県内の債権者に届いた説明会の案内。経営者は「今後も取引が続くのだろうか」と不安を口にする

 経営破綻したタカタの債権者説明会が2日、佐賀市で開かれる。中国系米企業に主要事業を譲渡することに関し、県内2カ所の製造拠点を含む今後の経営方針を説明するとみられる。県内の債権者数は公表されていないが、タカタと取引する企業の中には経営破綻後に受注が減少したところもあり、事業譲渡による影響を懸念する声も出ている。

 エアバッグ関連資材を扱う県内メーカーは、タカタからの受注が売上高全体の2割を占める。2017年度の受注額は昨年12月末までで約3千万円。最近はリコール(無料の回収・修理)対応の注文がわずかにある程度で、16年度の年間実績(約5千万円)を下回る可能性が高いという。

 この経営者によると、タカタから毎月提示されていた今後半年間の資材調達計画が、昨年6月の破綻を機に示されなくなった。タカタは2日の説明会で、今月中に東京地裁に申請する予定の再生計画案への理解を求めたい考えだが、「このままだと経営が行き詰まりかねない」と不安を口にする。
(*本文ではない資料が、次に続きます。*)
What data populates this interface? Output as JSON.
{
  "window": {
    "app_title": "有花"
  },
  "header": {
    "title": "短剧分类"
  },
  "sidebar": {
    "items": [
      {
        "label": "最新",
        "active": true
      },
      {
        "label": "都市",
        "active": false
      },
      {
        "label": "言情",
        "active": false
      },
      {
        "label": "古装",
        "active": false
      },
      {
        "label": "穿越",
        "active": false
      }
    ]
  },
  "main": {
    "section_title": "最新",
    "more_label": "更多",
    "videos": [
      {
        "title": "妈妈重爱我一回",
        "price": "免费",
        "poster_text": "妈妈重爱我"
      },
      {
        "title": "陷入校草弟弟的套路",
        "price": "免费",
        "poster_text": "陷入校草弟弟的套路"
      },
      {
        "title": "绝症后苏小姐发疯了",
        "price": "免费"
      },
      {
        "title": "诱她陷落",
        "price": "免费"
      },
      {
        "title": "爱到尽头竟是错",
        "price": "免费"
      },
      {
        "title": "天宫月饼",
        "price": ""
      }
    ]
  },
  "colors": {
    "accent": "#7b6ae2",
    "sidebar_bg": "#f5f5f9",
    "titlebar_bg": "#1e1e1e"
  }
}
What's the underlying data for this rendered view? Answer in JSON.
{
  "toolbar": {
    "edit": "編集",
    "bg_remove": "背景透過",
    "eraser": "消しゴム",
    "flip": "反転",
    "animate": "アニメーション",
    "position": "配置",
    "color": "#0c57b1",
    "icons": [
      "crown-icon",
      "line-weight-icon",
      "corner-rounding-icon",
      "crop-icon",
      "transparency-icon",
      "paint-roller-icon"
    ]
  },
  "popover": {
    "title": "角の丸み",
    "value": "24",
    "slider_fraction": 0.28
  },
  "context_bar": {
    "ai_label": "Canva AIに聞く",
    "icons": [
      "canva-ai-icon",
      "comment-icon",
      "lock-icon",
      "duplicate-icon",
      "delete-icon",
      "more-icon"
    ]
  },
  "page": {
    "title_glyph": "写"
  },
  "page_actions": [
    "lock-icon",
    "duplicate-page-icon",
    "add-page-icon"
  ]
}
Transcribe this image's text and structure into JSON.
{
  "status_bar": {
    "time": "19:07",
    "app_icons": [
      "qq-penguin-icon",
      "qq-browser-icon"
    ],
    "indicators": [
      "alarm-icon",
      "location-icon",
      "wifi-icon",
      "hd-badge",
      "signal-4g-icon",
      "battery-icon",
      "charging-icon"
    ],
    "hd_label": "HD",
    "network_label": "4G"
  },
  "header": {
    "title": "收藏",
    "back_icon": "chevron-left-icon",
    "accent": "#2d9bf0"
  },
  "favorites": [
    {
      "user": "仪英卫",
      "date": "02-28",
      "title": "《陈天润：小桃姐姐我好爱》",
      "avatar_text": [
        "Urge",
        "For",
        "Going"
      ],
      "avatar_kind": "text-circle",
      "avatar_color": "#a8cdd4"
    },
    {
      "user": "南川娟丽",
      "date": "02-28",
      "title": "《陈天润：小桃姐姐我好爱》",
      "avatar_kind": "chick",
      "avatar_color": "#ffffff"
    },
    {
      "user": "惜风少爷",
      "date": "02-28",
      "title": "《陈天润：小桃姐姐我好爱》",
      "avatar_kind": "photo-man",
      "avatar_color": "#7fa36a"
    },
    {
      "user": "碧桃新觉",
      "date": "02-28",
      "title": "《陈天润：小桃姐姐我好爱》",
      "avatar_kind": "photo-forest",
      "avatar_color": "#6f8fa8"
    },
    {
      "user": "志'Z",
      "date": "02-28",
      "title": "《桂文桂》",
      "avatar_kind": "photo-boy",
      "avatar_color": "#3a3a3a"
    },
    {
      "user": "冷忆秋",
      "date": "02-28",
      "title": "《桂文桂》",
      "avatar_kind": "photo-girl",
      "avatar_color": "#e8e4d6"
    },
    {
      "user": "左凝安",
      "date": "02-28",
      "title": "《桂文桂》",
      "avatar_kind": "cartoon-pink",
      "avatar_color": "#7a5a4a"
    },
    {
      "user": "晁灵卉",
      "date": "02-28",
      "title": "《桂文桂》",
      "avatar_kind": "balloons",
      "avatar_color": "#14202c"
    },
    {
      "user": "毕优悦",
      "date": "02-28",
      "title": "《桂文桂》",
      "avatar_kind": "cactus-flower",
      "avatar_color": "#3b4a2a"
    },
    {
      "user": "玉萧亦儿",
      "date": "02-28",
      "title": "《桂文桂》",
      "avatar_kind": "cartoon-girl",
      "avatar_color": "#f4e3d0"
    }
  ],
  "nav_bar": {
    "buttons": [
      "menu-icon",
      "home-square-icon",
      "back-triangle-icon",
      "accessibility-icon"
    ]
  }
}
 タカタは昨年11月、中国系の米自動車部品大手キー・セイフティー・システムズ(KSS)に事業譲渡することで最終合意した。KSSが正常なエアバッグやシートベルトを製造し、譲渡後に残った会社がエアバッグの改修に必要な部品の供給を20年3月まで続ける方針。

 県内には、子会社タカタ九州の工場が多久市と西松浦郡有田町にある。信用調査会社の帝国データバンクによると、タカタグループと取引がある県内の下請け企業は22社で、従業員数は計682人(17年1月時点)。比較的規模が大きい1次下請けが10社、1次と取引する企業が12社となっている。